Po postrzale w szyję, Janek walczy o życie. Pierwszym podejrzanym jest... Bartek! Czy chłopak wróci za kraty, a w Grabinie dojdzie do kolejnej tragedii?
Po tym jak policjant trafi do szpitala, prokurator od razu rozpocznie śledztwo. Rozpoczną się przesłuchania wszystkich, którzy mieli do czynienia z Jankiem. Na pierwszy ogień pójdzie Ula. Po przesłuchaniu Mostowiaczka nie będzie umiała nad sobą zapanować:
"Zrobił ze mnie miazgę... Niby taki uprzejmy, dobry wujek, ale tak mnie skołował, że zapomniałam, jak się nazywam..." - powie.
Po Uli przyjdzie czas na zeznania Bartka. Prokurator nie będzie miał dla niego litości:
"Czyli przyszedł pan wczoraj na komisariat z zamiarem zastraszenia aspiranta Morawskiego?" - zapyta.

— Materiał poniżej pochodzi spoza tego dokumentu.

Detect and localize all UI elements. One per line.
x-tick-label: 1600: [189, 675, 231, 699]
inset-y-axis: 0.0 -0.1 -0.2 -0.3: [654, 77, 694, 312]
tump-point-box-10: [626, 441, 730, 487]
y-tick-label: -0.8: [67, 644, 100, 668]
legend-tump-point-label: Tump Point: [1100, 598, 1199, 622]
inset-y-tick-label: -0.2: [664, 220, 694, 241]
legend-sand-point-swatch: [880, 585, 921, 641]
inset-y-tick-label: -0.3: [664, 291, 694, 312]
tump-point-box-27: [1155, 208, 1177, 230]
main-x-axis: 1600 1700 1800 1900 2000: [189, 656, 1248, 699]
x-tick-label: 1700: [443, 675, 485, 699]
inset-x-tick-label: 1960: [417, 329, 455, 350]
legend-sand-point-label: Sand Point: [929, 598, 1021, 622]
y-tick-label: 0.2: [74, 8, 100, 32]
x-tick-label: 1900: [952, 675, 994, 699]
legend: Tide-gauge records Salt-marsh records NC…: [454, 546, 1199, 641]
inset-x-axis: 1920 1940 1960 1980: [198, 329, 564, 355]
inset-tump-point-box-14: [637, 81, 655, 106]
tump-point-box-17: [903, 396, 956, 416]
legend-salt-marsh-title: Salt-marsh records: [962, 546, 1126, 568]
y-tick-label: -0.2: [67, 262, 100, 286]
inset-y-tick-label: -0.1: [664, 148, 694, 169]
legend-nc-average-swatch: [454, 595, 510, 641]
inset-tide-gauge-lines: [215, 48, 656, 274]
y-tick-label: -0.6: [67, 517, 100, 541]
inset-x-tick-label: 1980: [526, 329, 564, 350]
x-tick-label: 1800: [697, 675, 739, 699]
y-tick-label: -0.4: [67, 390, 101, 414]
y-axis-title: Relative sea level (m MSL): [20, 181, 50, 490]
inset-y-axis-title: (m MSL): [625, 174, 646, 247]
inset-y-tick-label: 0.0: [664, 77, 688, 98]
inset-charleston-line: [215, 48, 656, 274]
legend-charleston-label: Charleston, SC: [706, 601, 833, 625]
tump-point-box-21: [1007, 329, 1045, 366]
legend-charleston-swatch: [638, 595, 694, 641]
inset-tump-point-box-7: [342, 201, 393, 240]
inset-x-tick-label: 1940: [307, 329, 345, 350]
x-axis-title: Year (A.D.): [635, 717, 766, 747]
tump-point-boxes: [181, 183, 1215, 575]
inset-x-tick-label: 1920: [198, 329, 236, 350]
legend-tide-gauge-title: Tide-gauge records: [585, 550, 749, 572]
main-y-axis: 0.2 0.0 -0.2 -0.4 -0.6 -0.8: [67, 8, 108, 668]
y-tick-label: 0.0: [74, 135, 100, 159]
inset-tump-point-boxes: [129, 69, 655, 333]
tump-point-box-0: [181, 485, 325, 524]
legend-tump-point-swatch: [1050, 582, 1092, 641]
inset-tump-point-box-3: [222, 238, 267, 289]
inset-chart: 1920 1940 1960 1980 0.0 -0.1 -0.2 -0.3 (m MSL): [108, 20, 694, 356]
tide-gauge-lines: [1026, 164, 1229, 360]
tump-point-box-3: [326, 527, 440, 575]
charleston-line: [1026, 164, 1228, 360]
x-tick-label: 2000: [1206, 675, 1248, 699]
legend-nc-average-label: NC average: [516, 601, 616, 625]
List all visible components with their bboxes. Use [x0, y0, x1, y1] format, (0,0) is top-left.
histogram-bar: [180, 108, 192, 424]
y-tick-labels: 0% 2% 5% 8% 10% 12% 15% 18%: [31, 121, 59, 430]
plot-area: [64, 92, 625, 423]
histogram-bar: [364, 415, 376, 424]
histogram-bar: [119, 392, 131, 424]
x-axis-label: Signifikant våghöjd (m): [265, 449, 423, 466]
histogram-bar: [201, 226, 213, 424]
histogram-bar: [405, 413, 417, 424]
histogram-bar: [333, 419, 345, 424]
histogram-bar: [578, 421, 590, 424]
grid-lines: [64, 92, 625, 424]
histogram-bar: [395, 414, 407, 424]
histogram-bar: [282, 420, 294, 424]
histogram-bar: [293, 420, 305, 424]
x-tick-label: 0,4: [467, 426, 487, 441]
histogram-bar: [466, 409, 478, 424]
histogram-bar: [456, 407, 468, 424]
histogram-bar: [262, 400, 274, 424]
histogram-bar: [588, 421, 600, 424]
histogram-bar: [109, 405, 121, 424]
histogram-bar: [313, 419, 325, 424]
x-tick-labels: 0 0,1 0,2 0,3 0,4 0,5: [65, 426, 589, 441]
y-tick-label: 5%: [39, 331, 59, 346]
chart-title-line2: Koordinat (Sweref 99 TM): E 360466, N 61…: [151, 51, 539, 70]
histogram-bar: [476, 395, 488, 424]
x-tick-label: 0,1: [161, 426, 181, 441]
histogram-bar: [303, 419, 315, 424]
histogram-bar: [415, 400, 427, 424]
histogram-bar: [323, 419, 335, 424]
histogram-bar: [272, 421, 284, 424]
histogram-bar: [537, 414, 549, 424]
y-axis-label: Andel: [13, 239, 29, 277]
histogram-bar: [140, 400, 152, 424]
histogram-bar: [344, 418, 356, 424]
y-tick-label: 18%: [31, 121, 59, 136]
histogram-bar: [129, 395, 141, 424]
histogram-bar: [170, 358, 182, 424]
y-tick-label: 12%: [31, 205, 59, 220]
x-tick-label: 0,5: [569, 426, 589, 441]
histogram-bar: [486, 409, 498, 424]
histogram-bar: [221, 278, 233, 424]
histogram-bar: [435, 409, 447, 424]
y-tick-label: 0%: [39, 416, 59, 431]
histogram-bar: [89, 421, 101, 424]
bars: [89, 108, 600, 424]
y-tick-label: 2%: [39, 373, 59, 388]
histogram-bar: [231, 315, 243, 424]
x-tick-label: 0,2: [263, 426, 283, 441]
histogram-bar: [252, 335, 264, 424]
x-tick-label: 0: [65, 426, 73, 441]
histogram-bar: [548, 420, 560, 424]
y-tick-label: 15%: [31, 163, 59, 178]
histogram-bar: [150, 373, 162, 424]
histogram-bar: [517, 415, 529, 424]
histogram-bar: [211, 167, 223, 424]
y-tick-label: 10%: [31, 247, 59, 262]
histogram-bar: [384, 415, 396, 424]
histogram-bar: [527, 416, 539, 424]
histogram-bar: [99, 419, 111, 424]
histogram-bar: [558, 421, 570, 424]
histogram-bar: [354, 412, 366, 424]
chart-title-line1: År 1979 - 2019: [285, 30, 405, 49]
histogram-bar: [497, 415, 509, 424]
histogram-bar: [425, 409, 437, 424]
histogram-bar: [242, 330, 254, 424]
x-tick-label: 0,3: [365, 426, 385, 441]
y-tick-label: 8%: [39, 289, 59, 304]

"Niczego takiego nie powiedziałem..." - obroni się Lisiecki.
"Ale uważa pan, że przez niego stracił pan pracę?" - będzie naciskał prawnik.
"Bo tak było!"
"W takim razie proszę dokładnie opowiedzieć, po co przyszedł pan wczoraj na komisariat i jak przebiegła ta wizyta.(...) Według zeznań świadków, opuszczał pan komisariat w stanie silnego wzburzenia emocjonalnego. Czy pan to potwierdza?" - prokurator będzie sugerował, że to Bartek postrzelił Janka.
Kiedy chłopak wróci do Grabiny, będzie przekonany, że gdy Morawski ocknie się po wypadku, również stwierdzi, że to właśnie on był napastnikiem. Załamany zwierzy się Andrzejkowi, że na pewno nie wróci do więzienia. Od tego wolałby... samobójstwo!
"Pieprzysz jak połamany!" - podsumuje brat.
Czy Janek, by pozbyć się rywala złoży fałszywe zeznania? Czy młodszy Lisiecki wróci za kraty?Emisja 1397. odcinka "M jak miłość" w poniedziałek, 8 października o 20:40.